Wait for user monitoring to be running and create a Prometheus rule to generate alerts for storage issues.

  • Run the following command before running the script, or replace it with the Cloud Pak for AIOps namespace in the script.

    export PROJECT_CP4AIOPS=<aiops-namespace>
    
  • Example: alerts that inform you when storage is running low.

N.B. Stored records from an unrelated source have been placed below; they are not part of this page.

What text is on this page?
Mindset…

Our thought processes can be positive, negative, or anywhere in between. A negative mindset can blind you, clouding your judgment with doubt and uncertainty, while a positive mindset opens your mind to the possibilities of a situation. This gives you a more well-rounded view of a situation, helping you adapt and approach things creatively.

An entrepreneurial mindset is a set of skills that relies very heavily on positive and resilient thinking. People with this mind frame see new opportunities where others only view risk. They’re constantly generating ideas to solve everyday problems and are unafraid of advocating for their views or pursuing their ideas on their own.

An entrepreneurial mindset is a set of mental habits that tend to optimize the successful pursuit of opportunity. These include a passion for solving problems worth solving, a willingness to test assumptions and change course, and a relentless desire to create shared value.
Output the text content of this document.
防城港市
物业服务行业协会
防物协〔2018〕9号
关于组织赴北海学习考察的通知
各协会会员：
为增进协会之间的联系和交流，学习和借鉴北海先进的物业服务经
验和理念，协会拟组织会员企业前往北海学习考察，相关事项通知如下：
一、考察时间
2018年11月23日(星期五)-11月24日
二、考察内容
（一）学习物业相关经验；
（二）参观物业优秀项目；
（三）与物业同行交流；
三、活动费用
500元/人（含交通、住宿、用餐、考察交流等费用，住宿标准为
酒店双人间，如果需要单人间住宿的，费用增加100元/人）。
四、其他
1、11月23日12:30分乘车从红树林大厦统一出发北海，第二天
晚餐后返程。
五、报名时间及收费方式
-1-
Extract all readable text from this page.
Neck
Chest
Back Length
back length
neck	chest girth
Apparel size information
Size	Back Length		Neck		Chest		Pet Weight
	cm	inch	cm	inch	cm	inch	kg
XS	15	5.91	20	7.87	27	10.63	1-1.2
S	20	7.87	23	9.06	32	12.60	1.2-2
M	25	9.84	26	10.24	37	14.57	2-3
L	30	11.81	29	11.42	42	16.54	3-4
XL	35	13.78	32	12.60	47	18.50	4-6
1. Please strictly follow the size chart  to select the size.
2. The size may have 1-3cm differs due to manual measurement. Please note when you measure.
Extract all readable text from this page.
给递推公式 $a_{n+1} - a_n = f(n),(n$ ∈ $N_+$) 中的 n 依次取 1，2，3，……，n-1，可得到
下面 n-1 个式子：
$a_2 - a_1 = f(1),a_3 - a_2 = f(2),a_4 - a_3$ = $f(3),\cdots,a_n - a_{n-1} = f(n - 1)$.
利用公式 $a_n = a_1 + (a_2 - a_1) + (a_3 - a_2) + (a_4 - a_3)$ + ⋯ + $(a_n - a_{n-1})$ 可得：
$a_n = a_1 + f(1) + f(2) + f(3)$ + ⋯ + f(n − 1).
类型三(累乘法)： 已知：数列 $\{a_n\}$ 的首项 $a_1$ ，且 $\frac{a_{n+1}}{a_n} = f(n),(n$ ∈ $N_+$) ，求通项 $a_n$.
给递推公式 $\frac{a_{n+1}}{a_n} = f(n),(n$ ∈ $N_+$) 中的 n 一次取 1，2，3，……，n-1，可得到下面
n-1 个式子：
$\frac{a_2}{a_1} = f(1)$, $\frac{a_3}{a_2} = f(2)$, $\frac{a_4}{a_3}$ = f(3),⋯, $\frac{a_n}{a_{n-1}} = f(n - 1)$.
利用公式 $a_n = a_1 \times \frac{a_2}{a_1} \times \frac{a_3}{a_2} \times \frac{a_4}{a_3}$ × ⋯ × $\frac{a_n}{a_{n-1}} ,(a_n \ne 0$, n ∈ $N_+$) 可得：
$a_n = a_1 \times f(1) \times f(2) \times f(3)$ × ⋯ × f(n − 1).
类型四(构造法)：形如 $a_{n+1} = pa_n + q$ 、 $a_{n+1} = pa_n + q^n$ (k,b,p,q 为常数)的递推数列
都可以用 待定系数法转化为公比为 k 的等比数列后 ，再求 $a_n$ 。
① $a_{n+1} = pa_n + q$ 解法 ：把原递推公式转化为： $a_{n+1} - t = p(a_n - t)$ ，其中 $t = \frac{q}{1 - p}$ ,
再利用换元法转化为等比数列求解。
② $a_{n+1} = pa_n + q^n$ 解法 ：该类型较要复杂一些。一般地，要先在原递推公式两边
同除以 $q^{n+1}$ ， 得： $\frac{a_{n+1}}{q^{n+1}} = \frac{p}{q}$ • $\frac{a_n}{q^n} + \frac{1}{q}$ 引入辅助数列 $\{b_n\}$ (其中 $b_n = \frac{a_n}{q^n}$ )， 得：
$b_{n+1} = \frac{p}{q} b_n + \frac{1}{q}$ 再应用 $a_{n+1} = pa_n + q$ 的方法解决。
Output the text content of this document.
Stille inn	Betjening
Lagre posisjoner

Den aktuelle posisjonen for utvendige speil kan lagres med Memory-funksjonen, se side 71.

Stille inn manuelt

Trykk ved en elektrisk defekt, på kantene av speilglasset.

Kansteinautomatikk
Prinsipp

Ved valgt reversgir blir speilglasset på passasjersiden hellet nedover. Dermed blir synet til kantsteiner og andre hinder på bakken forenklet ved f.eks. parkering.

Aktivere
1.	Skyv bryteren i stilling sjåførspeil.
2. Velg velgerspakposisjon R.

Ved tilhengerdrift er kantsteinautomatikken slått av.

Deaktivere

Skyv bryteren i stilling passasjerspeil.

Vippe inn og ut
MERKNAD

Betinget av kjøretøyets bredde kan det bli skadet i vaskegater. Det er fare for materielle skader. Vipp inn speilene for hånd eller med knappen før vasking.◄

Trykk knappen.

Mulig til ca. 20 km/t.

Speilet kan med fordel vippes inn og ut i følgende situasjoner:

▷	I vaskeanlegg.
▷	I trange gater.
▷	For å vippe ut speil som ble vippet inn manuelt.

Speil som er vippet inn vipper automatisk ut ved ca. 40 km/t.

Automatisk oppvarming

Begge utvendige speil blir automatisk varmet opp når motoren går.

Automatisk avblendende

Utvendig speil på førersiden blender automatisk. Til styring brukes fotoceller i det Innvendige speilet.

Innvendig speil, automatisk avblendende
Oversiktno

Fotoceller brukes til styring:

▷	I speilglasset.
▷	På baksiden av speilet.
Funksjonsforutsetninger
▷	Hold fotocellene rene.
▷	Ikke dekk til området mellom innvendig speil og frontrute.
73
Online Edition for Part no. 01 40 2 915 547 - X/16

    cat << EOF | oc apply --validate -f -
    apiVersion: monitoring.coreos.com/v1
    kind: PrometheusRule
    metadata:
      labels:
        role: alert-rules
        app: events.ibm.com
      name: aiops-storage-k8s-rules
      namespace: ${PROJECT_CP4AIOPS}
    spec:
      groups:
      - name: aiops storage alerts
        rules:
        - alert: LowNodeStorage
          expr:  sum(node_filesystem_avail_bytes{mountpoint="/"}) / sum(node_filesystem_size_bytes{mountpoint="/"}) < 0.1
          for: 1m
          labels:
            severity: critical
          annotations:
            summary: "Critical: Node storage running low"
            description: "One or more nodes in the cluster have less than 10% free storage available on the root partition."  
        - alert: HighPodStorageUsage
          expr:  sum(container_fs_usage_bytes{pod=~".*"}) / sum(container_fs_limit_bytes{pod=~".*"}) > 0.8
          for: 5m
          labels:
            severity: warning
          annotations:
            summary: "Warning: High Pod Storage Usage"
            description: "A pod is exceeding 80% of its storage limit."
        - alert: NodeDiskUsage
          expr: 100 - (100 * (node_filesystem_avail_bytes / node_filesystem_size_bytes)) > 85
          for: 5m
          labels:
            severity: critical
          annotations:
            summary: "{{ $labels.node }}: High Disk Usage detected"
            description: "{{ $labels.node }}: Disk usage is above 85% on {{ $labels.device }} (current value is: {{ $value | printf \"%.2f\" }}%)"
            resolved_desc: "{{ $labels.node }}: *RESOLVED*: Disk usage is within thresholds on {{ $labels.device }} (current value is: {{ $value | printf \"%.2f\" }}%)"
        - alert: KubePersistentVolumeFillingUpInAIopsNamespace
          expr: (kubelet_volume_stats_used_bytes / kubelet_volume_stats_capacity_bytes) > 0.85
          for: 10m
          labels:
            severity: warning
          annotations:
            description: The PersistentVolume claimed by {{ $labels.persistentvolumeclaim }} in Namespace {{ $labels.namespace }} is filled up more than 85%. Currently {{ $value | humanizePercentage }}.
            summary: PersistentVolume {{ $labels.persistentvolumeclaim }} is filling up.
        - alert: HighPVUsage
          expr: (kube_persistent_volume_used_bytes / kube_persistent_volume_capacity_bytes) > 0.8
          for: 5m
          labels:
            severity: critical
          annotations:
            summary: "Persistent Volume usage is high on {{ $labels.persistentvolume }}"
            description: "Persistent Volume {{ $labels.persistentvolume }} is currently using more than 80% of its capacity."
    EOF